Patent infringement analysis needs more than plausibility to support lost profits award

The U.S. District Court (Delaware) first found that the defendant infringed four of the plaintiff’s patents related to liquid crystal display (LCD) technology. In determining the appropriate amount of reasonable royalty and lost profits damages, it considered the plaintiff’s expert evidence and his review of the 15 Georgia-Pacific factors (Georgia-Pacific v. U.S. Plywood Corp., 318 F. Supp. 1116 (D.N.Y. 1980).

  • The expert accounted for the practice of cross-licensing patent portfolios in the industry (factors 1-4 and 7).
  • He also looked to the parties’ past practices in licensing LCD-type patents and examined more than 70 industry licenses, with a particular emphasis on eight cross-licenses between competitors.
  • He then used a regression analysis to summarize the data and derive the terms on which the parties would reach a licensing agreement after a hypothetical negotiation, assuming they would cross-license portfolios with an additional balancing payment unique to these parties.
  • Finally, the expert used a “count, rank, and divide” method to allocate the portion of the claim attributable to each of the four infringed patents (factors 9-11).

Assuming the four patents comprised the top 5% of the plaintiff’s portfolio, the expert determined that reasonable royalty damages equaled $305,399. He checked this against amounts paid for separate licenses and found they were consistent with his aggregate damages estimate (factor 2). Using a similar “count, rank, and divide” method and assuming once again that the four patents fell into the top 5% of the plaintiff’s portfolio, he calculated $7.8 million in lost profits damages.

Defendant offers no expert opinion. The defendant’s expert sat through the liability phase of trial but did not present an independent opinion during the damages phase. He did offer a rebuttal opinion, critiquing the plaintiff’s expert, but the court was “not persuaded” and summarily dismissed his testimony.

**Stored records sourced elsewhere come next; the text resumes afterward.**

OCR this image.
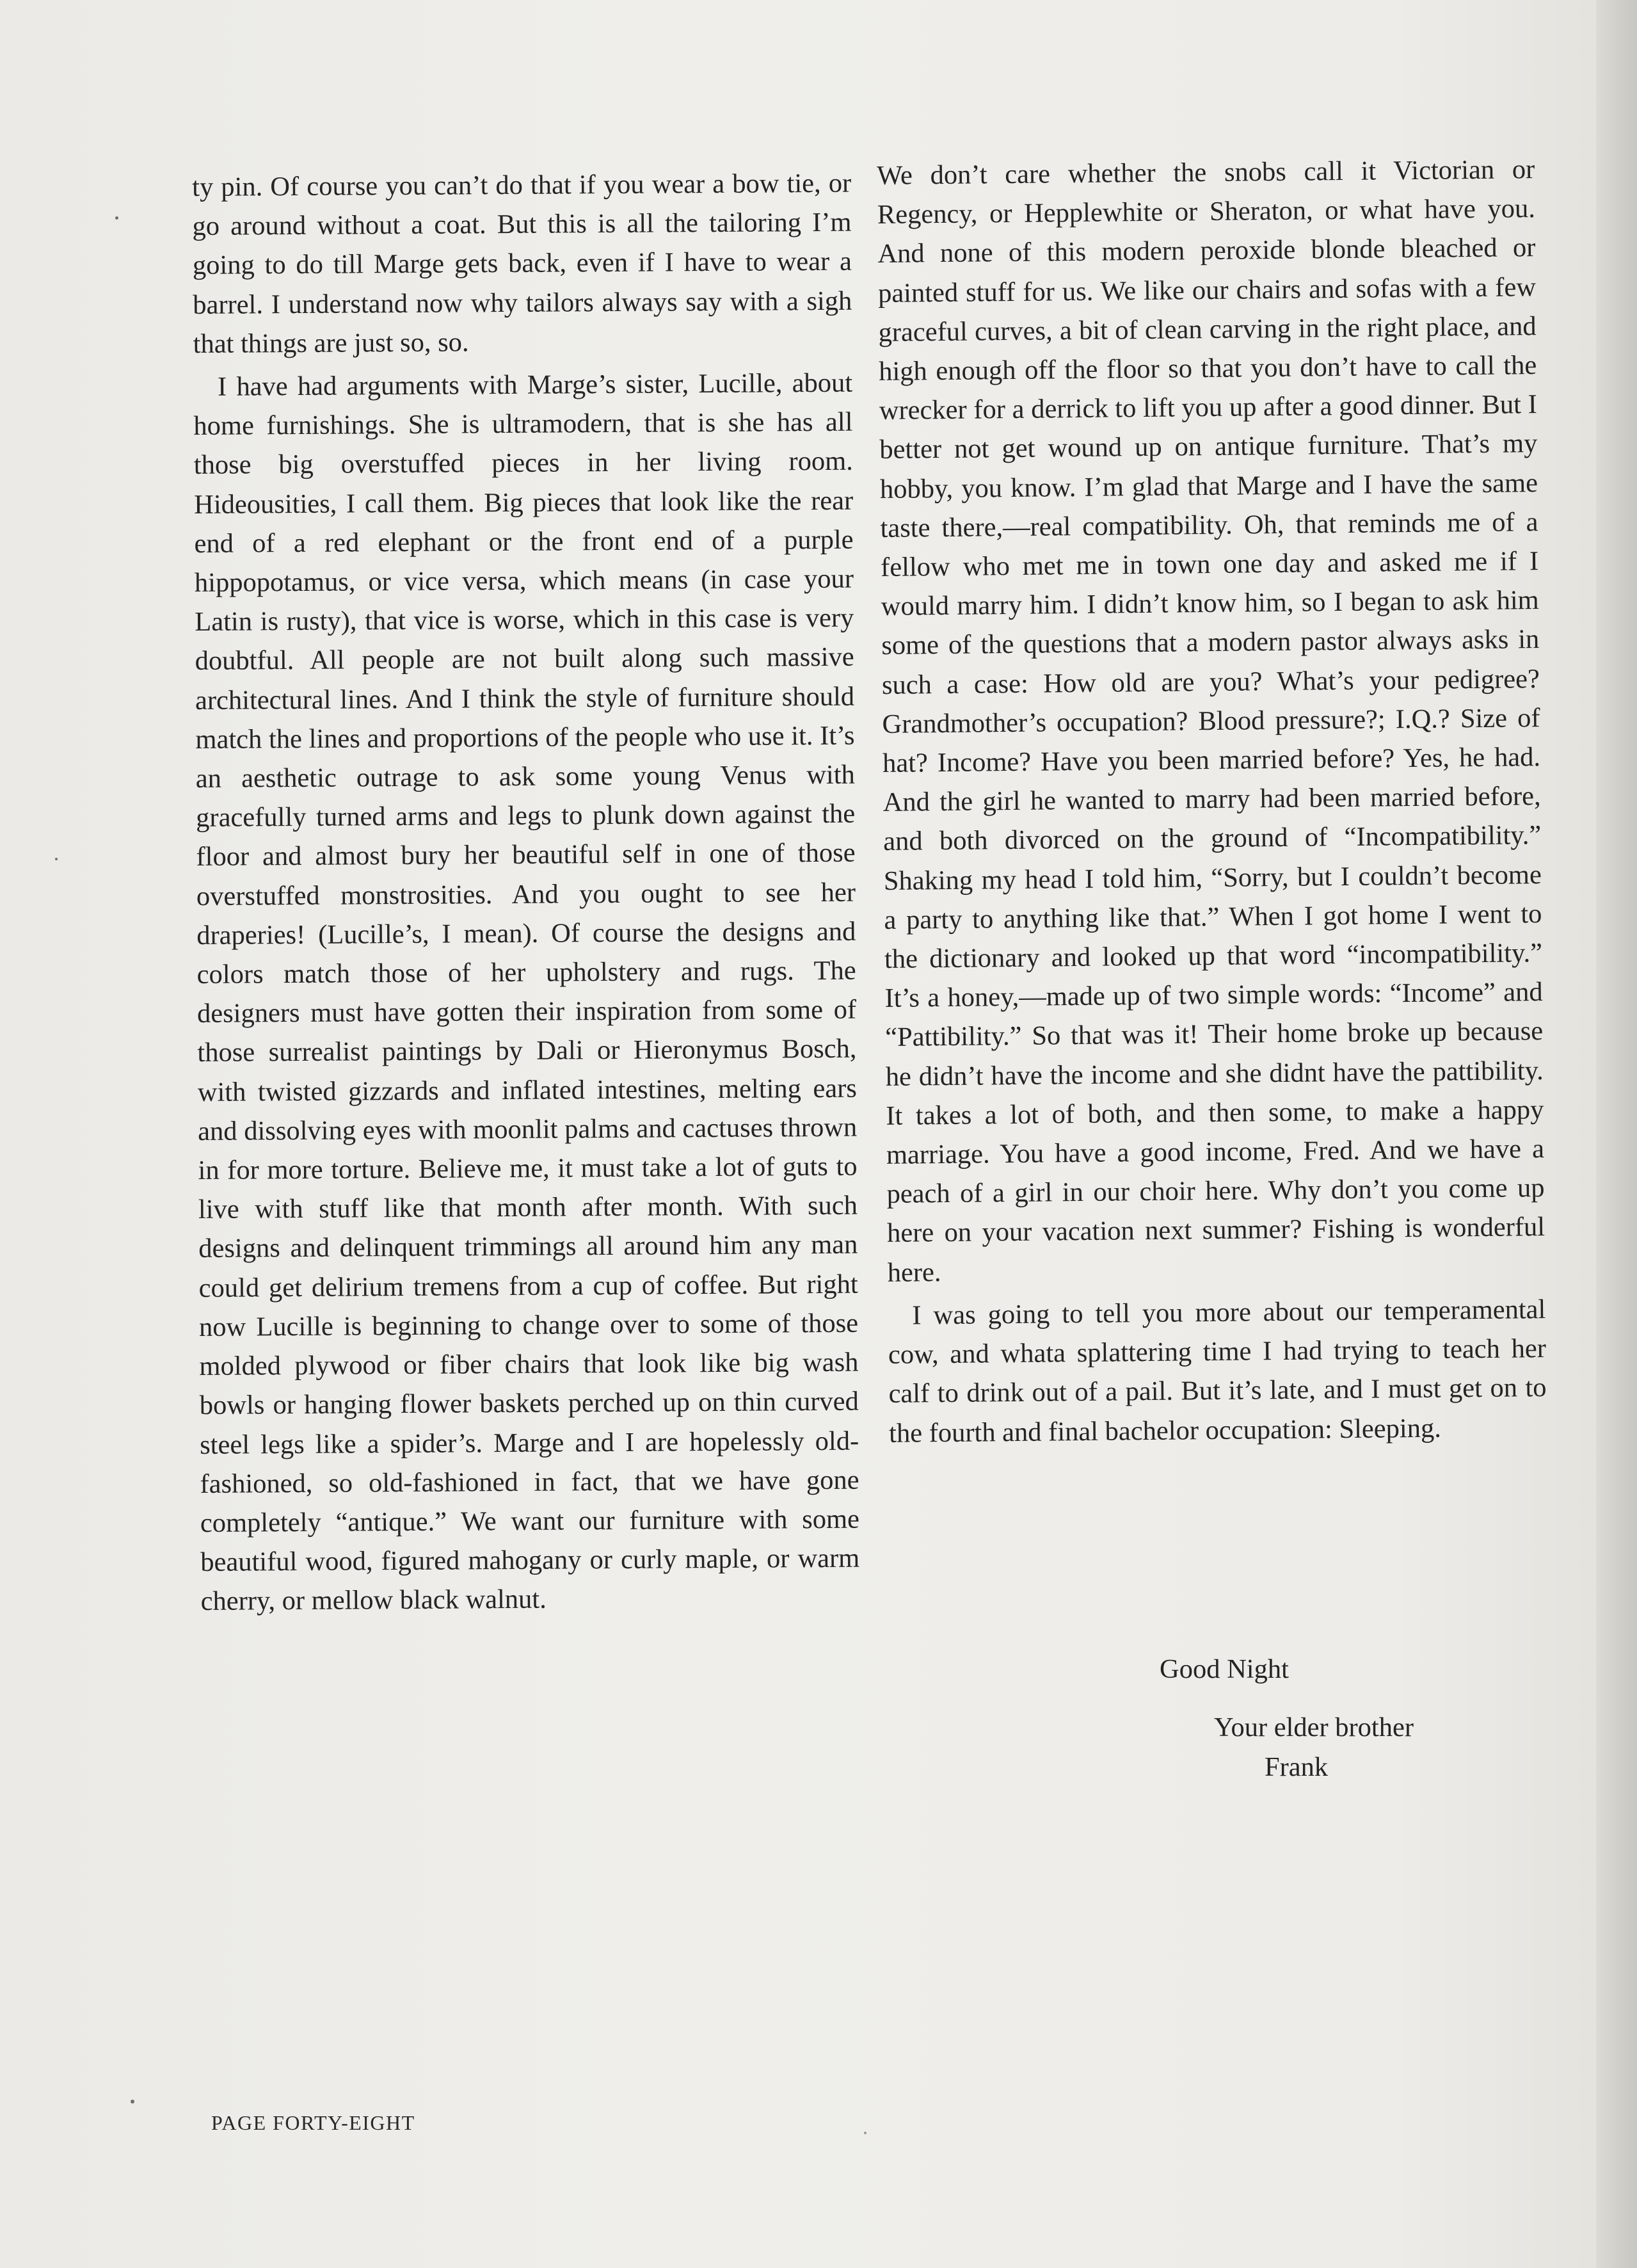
ty pin. Of course you can’t do that if you wear a bow tie, or go around without a coat. But this is all the tailoring I’m going to do till Marge gets back, even if I have to wear a barrel. I understand now why tailors always say with a sigh that things are just so, so.

I have had arguments with Marge’s sister, Lucille, about home furnishings. She is ultramodern, that is she has all those big overstuffed pieces in her living room. Hideousities, I call them. Big pieces that look like the rear end of a red elephant or the front end of a purple hippopotamus, or vice versa, which means (in case your Latin is rusty), that vice is worse, which in this case is very doubtful. All people are not built along such massive architectural lines. And I think the style of furniture should match the lines and proportions of the people who use it. It’s an aesthetic outrage to ask some young Venus with gracefully turned arms and legs to plunk down against the floor and almost bury her beautiful self in one of those overstuffed monstrosities. And you ought to see her draperies! (Lucille’s, I mean). Of course the designs and colors match those of her upholstery and rugs. The designers must have gotten their inspiration from some of those surrealist paintings by Dali or Hieronymus Bosch, with twisted gizzards and inflated intestines, melting ears and dissolving eyes with moonlit palms and cactuses thrown in for more torture. Believe me, it must take a lot of guts to live with stuff like that month after month. With such designs and delinquent trimmings all around him any man could get delirium tremens from a cup of coffee. But right now Lucille is beginning to change over to some of those molded plywood or fiber chairs that look like big wash bowls or hanging flower baskets perched up on thin curved steel legs like a spider’s. Marge and I are hopelessly old-fashioned, so old-fashioned in fact, that we have gone completely “antique.” We want our furniture with some beautiful wood, figured mahogany or curly maple, or warm cherry, or mellow black walnut.

We don’t care whether the snobs call it Victorian or Regency, or Hepplewhite or Sheraton, or what have you. And none of this modern peroxide blonde bleached or painted stuff for us. We like our chairs and sofas with a few graceful curves, a bit of clean carving in the right place, and high enough off the floor so that you don’t have to call the wrecker for a derrick to lift you up after a good dinner. But I better not get wound up on antique furniture. That’s my hobby, you know. I’m glad that Marge and I have the same taste there,—real compatibility. Oh, that reminds me of a fellow who met me in town one day and asked me if I would marry him. I didn’t know him, so I began to ask him some of the questions that a modern pastor always asks in such a case: How old are you? What’s your pedigree? Grandmother’s occupation? Blood pressure?; I.Q.? Size of hat? Income? Have you been married before? Yes, he had. And the girl he wanted to marry had been married before, and both divorced on the ground of “Incompatibility.” Shaking my head I told him, “Sorry, but I couldn’t become a party to anything like that.” When I got home I went to the dictionary and looked up that word “incompatibility.” It’s a honey,—made up of two simple words: “Income” and “Pattibility.” So that was it! Their home broke up because he didn’t have the income and she didnt have the pattibility. It takes a lot of both, and then some, to make a happy marriage. You have a good income, Fred. And we have a peach of a girl in our choir here. Why don’t you come up here on your vacation next summer? Fishing is wonderful here.

I was going to tell you more about our temperamental cow, and whata splattering time I had trying to teach her calf to drink out of a pail. But it’s late, and I must get on to the fourth and final bachelor occupation: Sleeping.

Good Night
Your elder brother
Frank
PAGE FORTY-EIGHT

As to the plaintiff’s evidence, the court acknowledged the expert’s “plausible though wide range of damages.” The court found the lower end to be the most credible, because it represented the parties’ past licensing practices and better reflected a hypothetical negotiation between a willing licensor and licensee. The court was not persuaded that the plaintiff’s expert credibly established a commercial value beyond the top 5% and denied lost profits damages, awarding the plaintiff a lump sum of $305,399 as reasonable royalties.